After McKinsey, I now spent almost 14 years as a freelance designer. And my work has gone through a pattern that many others are experiencing as well:
In the beginning you run after every piece of work you can get your hands on, invests tremendous amount of energy in projects to over-deliver, producing work that would not meet today's quality standards (I sometimes cringe when I encounter my early design work). At dinner parties you have a highly elaborate pitch of what you do, and what you don't do (that story changes monthly).
After a while your work pipeline starts building up. Reputation spreads, and happy customers come back to you for more work. You become more efficient at what you do. And at some time, that efficiency starts eating into your work. You try to please everyone and the only way to do it is to start cutting corners. The result: stress and work that is not as great as it could be. Designs still look a lot better than when you started out (you have learned a lot along the way), but the sparkle in the eye of the client is less bright than it used to be. I hit that point a couple of years ago.

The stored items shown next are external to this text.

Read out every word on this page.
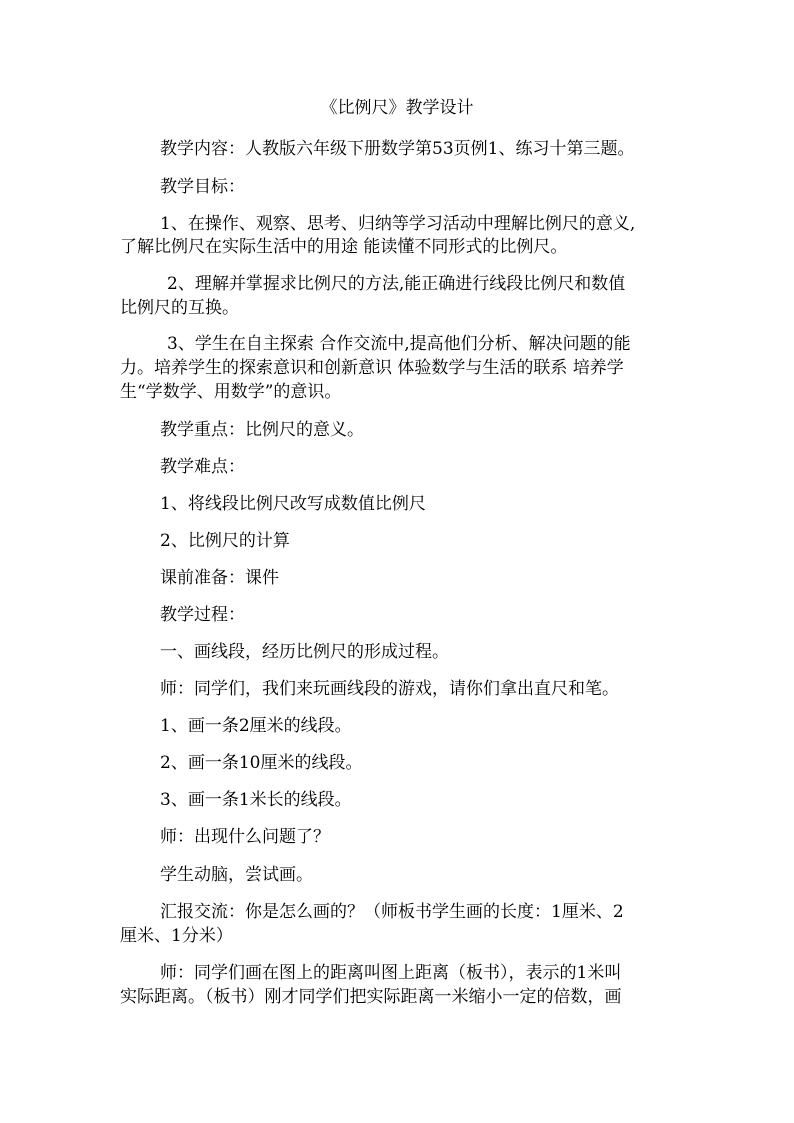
《比例尺》教学设计
教学内容：人教版六年级下册数学第53页例1、练习十第三题。
教学目标：
1、在操作、观察、思考、归纳等学习活动中理解比例尺的意义,
了解比例尺在实际生活中的用途 能读懂不同形式的比例尺。
2、理解并掌握求比例尺的方法,能正确进行线段比例尺和数值
比例尺的互换。
3、学生在自主探索 合作交流中,提高他们分析、解决问题的能
力。培养学生的探索意识和创新意识 体验数学与生活的联系 培养学
生“学数学、用数学”的意识。
教学重点：比例尺的意义。
教学难点：
1、将线段比例尺改写成数值比例尺
2、比例尺的计算
课前准备：课件
教学过程：
一、画线段，经历比例尺的形成过程。
师：同学们，我们来玩画线段的游戏，请你们拿出直尺和笔。
1、画一条2厘米的线段。
2、画一条10厘米的线段。
3、画一条1米长的线段。
师：出现什么问题了？
学生动脑，尝试画。
汇报交流：你是怎么画的？（师板书学生画的长度：1厘米、2
厘米、1分米）
师：同学们画在图上的距离叫图上距离（板书），表示的1米叫
实际距离。（板书）刚才同学们把实际距离一米缩小一定的倍数，画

I made a conscious decision to change things. Only accept projects that I knew I could add great value, and take things all the way. This means saying "no" to a lot of distractions. Creative work requires a lot of concentration and even the shortest coffee chat can render an entire morning useless. Out go:
- Clients who want to salami slice your pricing
- "Oh, just do a quick polish"
- Favours to friends and family, I can't afford it
- Deadlines that get moved forward
- "We can meet tonight at 22:00 if you want"
- "The meeting is tomorrow"
- "Let's just meet for quick coffee, we can start working in 2 weeks"
The result: much better work and happier clients. The problem is that you have to go through the first 2 phases in order to be able to pull of the third one.